The development of a gas chromatograph for the cometary sampling and composition (COSAC) experiment is described in the context of the preparation for the European Space Agency (ESA) Mission Rosetta for investigation of a cometary nucleus. COSAC is one out of ten experiments on the Rosetta Lander. Its scientific goal is to analyze in situ the chemical composition of the volatile constituents of the nucleus of the target comet P/Wirtanen. Constituted of several (up to eight) capillary wall-coated and porous-layer open tubular columns operating in parallel, the GC system is designed to separate and identify both organic and inorganic compounds which evolve from the comet naturally or are obtained from cometary samples through stepwise heating in a miniaturized pyrolizer. In this first part of our study, dimethylpolysiloxane (DMPS) stationary phases with increasing percentages of diphenyl substituted group (DP) have been investigated.
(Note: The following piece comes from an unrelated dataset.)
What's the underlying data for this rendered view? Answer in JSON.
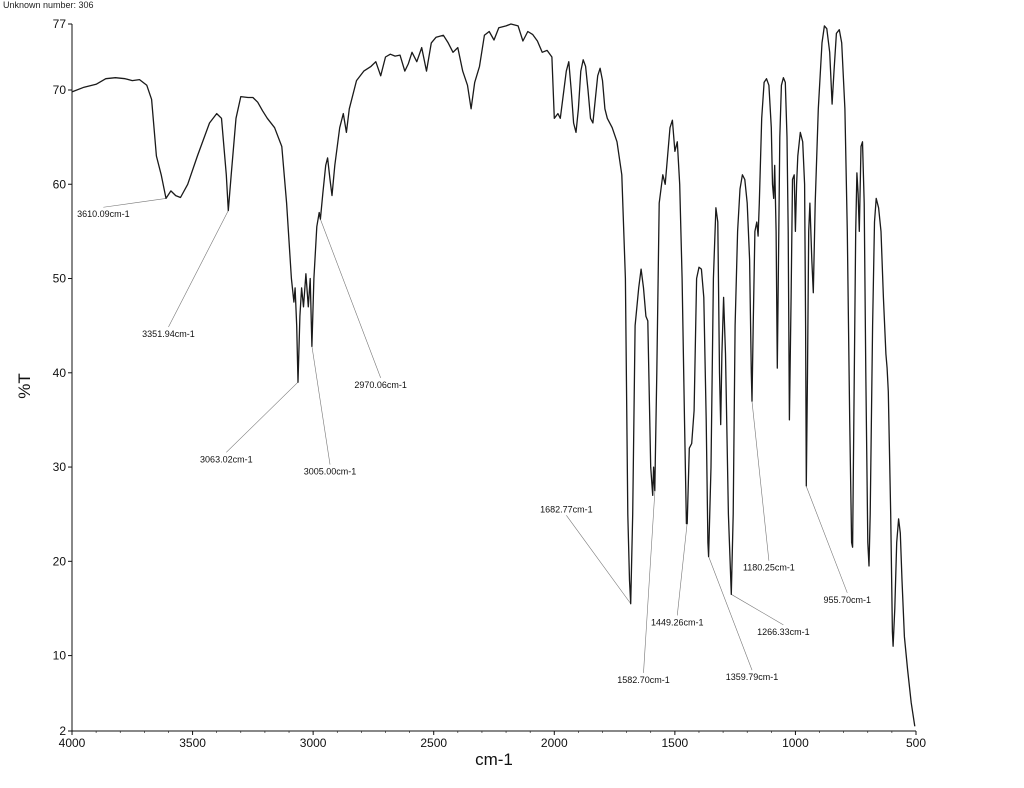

A coupled experimental and theoretical approach has been taken in order to predict chromatographic data. By the use of a four-point experimental calibration (0 to 65% diphenyl group) in conjunction with Pro ezGC modeling software, results in prediction of multicomponent chromatograms with a mean error less than 5% for each compound retention time were obtained, irrespective of the stationary phase’s diphenyl content and column physical parameters. The possibility to associate such phases is illustrated by the evolution of coelutions obtained on a non-polar (100% DMPS) and a medium polar (65% DP-DMPS) stationary phase, respectively. This study showed that with a small number of well tuned DP-DMPS columns, the separation and identification of most of the targeted compounds can be achieved with a minimum amount of coelutions and within the experiment requirements.